個人的には「最近のテーマカードらしい爆発力」を持ちながら、既存アンデット資産も活かせる点が非常に好印象でした。
弱点もある
もちろん万能ではありません。
| 弱点 | 理由 |
|---|---|
| 墓地メタ | リビングデッドを活かしにくい |
| 初動妨害 | 蘇生を止められると展開力が落ちる |
| 除外対策 | 墓地利用中心のため影響を受けやすい |
特に墓地利用を封じられると、一気に動きが鈍くなります。
そのためサイドデッキでは墓地メタ対策も意識したいところです。
総合評価
《墓場のゴースト王-パンプキング-》は、昔の《パンプキング》を知っている人ほど驚くような性能に仕上がっています。
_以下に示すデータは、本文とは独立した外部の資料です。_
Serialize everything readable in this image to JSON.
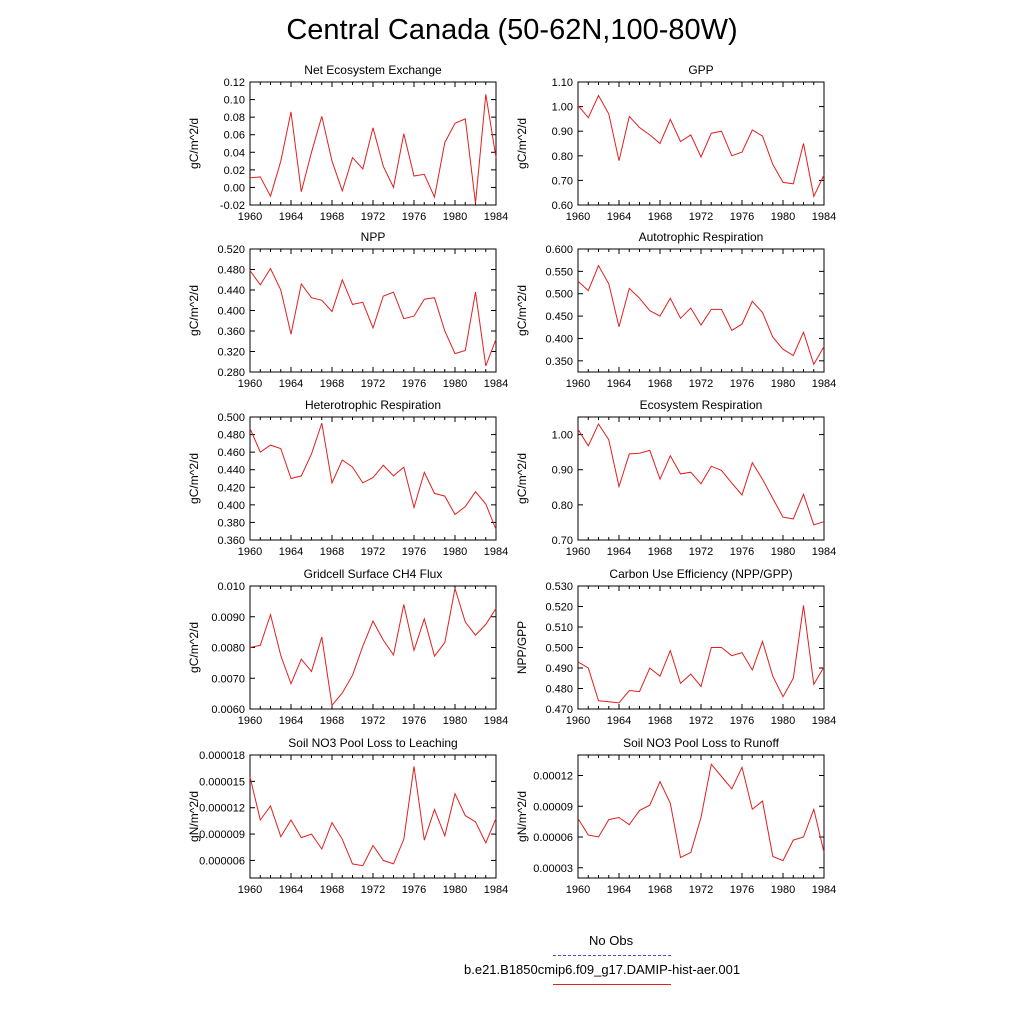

単なるファンサービスではなく、現代遊戯王でも十分通用する初動カードとなっており、アンデット族デッキに新たな軸を与えた1枚と言えるでしょう。
私も最初は「昔のカードのリメイクだからほどほどの性能かな」と思っていましたが、効果を確認して印象が大きく変わりました。手札1枚から《リビングデッドの呼び声》を経由して展開できる動きは非常にスムーズで、アンデット族を使っているなら試してみたくなるカードです。
今後レベル6アンデット族が増えれば増えるほど価値も上がるため、将来性まで含めるとWPP2026でもトップクラスの注目カードだと評価しています。